As a corporate blogging trainer in Indianapolis, my favorite recommendation to business owners and the freelance blog content writers they hire to help bring their message to their customers is simply this:

Dress your blog in its best. Prevent blog content writing “wardrobe malfunctions” such as grammar errors, run-on sentences, and spelling errors. I counter any observation that most readers won’t catch any errors with this simple question:

 “Can you afford to have even one potential customer noticing your lack of care?”

But as I continue to read hundreds of pages of business blogs and corporate websites each week (a prerequisite for anyone providing business blogging assistance or writing content for websites), I’m noticing something that goes far beyond bad grammar and even beyond lack of care.  I’m finding content on blogs and on websites that’s at least partially incomprehensible.

Here are just four of the many instances of online content I found difficult or impossible to understand. I’ve reproduced each of these paragraphs word for word as they appeared on their respective sites.


  1. Supplemental cause to speak over inside using a taxes lawyer is the usefulness it creates.  Not merely might interacting stipulations with an IRS adviser turn into neurologically worrying, yet.
  2. Wonderful jewelries.  They were so gorgeous and classy too.  I love those jewelries which is so unique with its design.  Choose best jewelry boxes to secure such amazing jewelries.
  3. Despite of being subject to constant ailing condition, Billy Graham managed to serve the U.S. President in the bestest form. It is just like as if he was ready for this small meeting and after it was regrettably over, Obama made his way to West Virginia to offer his condolences and express his views on the loss of those unfortunate 29 miners, who got killed in a coal mine explosion on April 5th.
  4. Blogs vary in quality. There are blogs that you can easily label as poorly written immediately after a short glance while other blogs are simply so good that take your breath away. On the other hand, there are those blogs that are good but seem far away to being great – blogs that simply can’t rise from mediocrity.

(This last example is particularly sad, since the subject of the paragraph is poorly written blogs! “Far away to being great”? “So good that take your breath away?”  All I can say is “Huh?”)

I confess that when I began to come across incomprehensible online content, my first “take” was that it must have been created by non-native speakers of the English language. Business owners or professional practitioners had needed content writing help, I concluded, and had chosen to outsource the work overseas to save on costs.

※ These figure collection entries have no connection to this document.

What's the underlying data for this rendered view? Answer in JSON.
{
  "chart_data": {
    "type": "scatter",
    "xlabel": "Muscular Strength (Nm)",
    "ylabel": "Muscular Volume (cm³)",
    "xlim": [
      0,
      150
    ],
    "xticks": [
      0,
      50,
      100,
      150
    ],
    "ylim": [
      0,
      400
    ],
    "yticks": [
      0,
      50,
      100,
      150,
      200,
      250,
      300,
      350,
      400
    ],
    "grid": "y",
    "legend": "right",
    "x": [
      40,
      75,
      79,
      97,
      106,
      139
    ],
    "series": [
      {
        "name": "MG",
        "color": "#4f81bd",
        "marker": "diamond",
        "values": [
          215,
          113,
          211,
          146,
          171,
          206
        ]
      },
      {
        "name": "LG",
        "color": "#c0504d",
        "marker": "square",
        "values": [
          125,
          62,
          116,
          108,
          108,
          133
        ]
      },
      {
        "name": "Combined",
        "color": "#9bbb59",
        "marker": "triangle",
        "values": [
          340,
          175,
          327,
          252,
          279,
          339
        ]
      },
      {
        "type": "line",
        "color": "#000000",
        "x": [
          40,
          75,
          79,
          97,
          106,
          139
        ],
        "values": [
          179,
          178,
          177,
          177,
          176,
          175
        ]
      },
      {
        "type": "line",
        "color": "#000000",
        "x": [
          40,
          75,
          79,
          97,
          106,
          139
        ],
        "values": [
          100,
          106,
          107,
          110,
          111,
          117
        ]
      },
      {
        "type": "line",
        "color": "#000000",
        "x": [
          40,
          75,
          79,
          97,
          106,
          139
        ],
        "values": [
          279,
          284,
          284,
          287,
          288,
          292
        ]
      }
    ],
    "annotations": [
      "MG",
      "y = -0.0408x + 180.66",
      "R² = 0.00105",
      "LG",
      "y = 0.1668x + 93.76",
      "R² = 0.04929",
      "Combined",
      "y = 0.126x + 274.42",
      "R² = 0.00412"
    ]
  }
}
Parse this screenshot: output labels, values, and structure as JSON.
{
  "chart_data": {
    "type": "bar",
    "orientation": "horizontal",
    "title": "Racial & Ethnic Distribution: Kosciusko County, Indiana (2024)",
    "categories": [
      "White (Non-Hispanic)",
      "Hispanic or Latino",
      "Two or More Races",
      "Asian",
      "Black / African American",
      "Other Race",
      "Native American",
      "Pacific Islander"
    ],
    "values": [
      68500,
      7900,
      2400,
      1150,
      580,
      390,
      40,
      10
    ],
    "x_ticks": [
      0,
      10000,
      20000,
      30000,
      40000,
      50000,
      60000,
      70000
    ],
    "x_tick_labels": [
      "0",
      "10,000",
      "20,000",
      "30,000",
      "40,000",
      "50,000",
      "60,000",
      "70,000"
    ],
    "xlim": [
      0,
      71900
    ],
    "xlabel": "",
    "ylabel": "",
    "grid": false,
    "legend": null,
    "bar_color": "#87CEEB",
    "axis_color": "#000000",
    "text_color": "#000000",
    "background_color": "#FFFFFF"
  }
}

When I learned about “spinned content”, I realized that the “gibberish” effect in some of the incomprehensible text I was finding could well be the work of a computer program, not of some overseas content writer.

Spinned content is reproduced by replacing words with synonyms, for the purpose of re-using content (and repeating keyword phrases) many times with an eye to “winning search”.  As SEO Positive explains, “Since the spinning software cannot discern context or meaning, there is a higher possibility of reconstructing the article into something meaningless.”

Now I have two questions to pose to business owners and professional practitioners:

            “Can you afford to have potential customers noticing your lack of care?”

            “Can you afford to have gibberish associated with your brand?”